In tutte le fasi evolutive ci sono momenti critici e “il sintomo fisiologico non va toccato- avvisa il neuropsichiatra- eventualmente va fatta una consulenza ai genitori per aiutarli a capire che il bambino col sintomo sta attivando una capacità di adattamento alla propria evoluzione. Se, all’opposto, il sintomo è patologico, si deve attivare rapidamente un percorso terapeutico che coinvolga anche i genitori”. I sintomi normali sono segnali di disagio transitorio del bambino ed emergono nei momenti di difficoltà come il cambio di casa o la separazione dei genitori. “Sono invece patologici quando segnalano un disagio rigido, non reversibile e anacronistico- precisa il medico- ovvero che non è caratteristico della fase evolutiva che il bambino sta vivendo, indicando così una rottura degli equilibri. Allora si sta sviluppando una psicopatologia primaria o esperienze secondarie di trascuratezza”.

LA PROPOSTA CLINICA – Montecchi parte sempre dall’ascolto dei genitori per sviluppare un profilo evolutivo del bambino: “Una ricostruzione della storia del suo disagio che li aiuti a capire il senso del sintomo. Perché il sintomo ha un valore simbolico, è una missione, un tentativo del bambino di trasformazione”.

Un esempio sono la mancanza dell’oggetto transizionale, oppure del dito o ancora del ciuccio che aiuta il bambino a fare esperienza della completezza corporea.

ECCO COME GESTIRE TRAUMA INTRASFORMABILE – “Esistono vari tipi di traumi, ma alcuni possono essere talmente gravi che diventano dei nuclei intrasformabili. Il trauma è un dato oggettivo- precisa il neuropsichiatra- è un’esperienza concreta non trasformabile, che si incista nel mondo interno della vittima alterando la sua personalità. Cosa possiamo fare del nucleo traumatico intrasformabile?- chiede Montecchi- se accanto a questo gli si mette un nucleo positivo terapeutico (il cosiddetto terapeuta interiore) forse succede qualcosa. Il negativo e il positivo sono due polarità che, entrando in relazione, attivano quella funzione che Jung chiama trascendente e che integra gli opposti. L’intrasformabile entra così nella trasformazione e nella dinamica di cambiamento”.
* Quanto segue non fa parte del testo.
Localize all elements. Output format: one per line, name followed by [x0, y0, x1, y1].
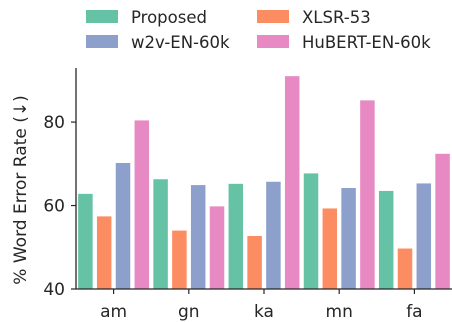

La sfida per gli analisti, secondo Pagnacco, riguarda allora “un’attenzione al corpo del paziente e alle modificazioni enterocettive. La sfida consiste nel rivedere l’area del corpo come una sorta di lingua che ancora non sappiamo leggere, ma che potrebbe darci informazioni preziose sull’intrasformabilità dei nuclei”.

Come si spiegano le ricadute? “Dal momento che il nucleo intrasformabile è attivo- prosegue Montecchi- bisogna mantenere sempre attivo anche il ‘terapeuta interiore’, altrimenti prende il sopravvento il nucleo distruttivo, soprattutto se la persona è vittima di eventi avversi. L’obiettivo sarà non abbassare mai il livello di forza del terapeuta interiore- ripete il presidente della Onlus ‘La cura del girasole’- e per farlo occorrono cicli di psicoterapia o l’attivazione del terapeuta interno”. Ai colleghi in formazione, in sintesi, Montecchi consiglia: “Quando si vede un nucleo intrasformabile è inutile cercare di trasformarlo, perché così facendo rendiamo l’intrasformabile ancora più potente. Dobbiamo rispettarlo e lavorare sulle risorse che ci sono. Questo è il compito della psicoterapia- sottolinea- perché sono risorse che si devono attivare nella relazione terapeutica”.

Magda Di Renzo conclude con un invito al rispetto del paziente: “L’intrasformabilità e la non integrazione avvengono anche perché non si mette mai in discussione l’incapacità del terapeuta a curare il paziente, ma è il paziente che è considerato incurabile”.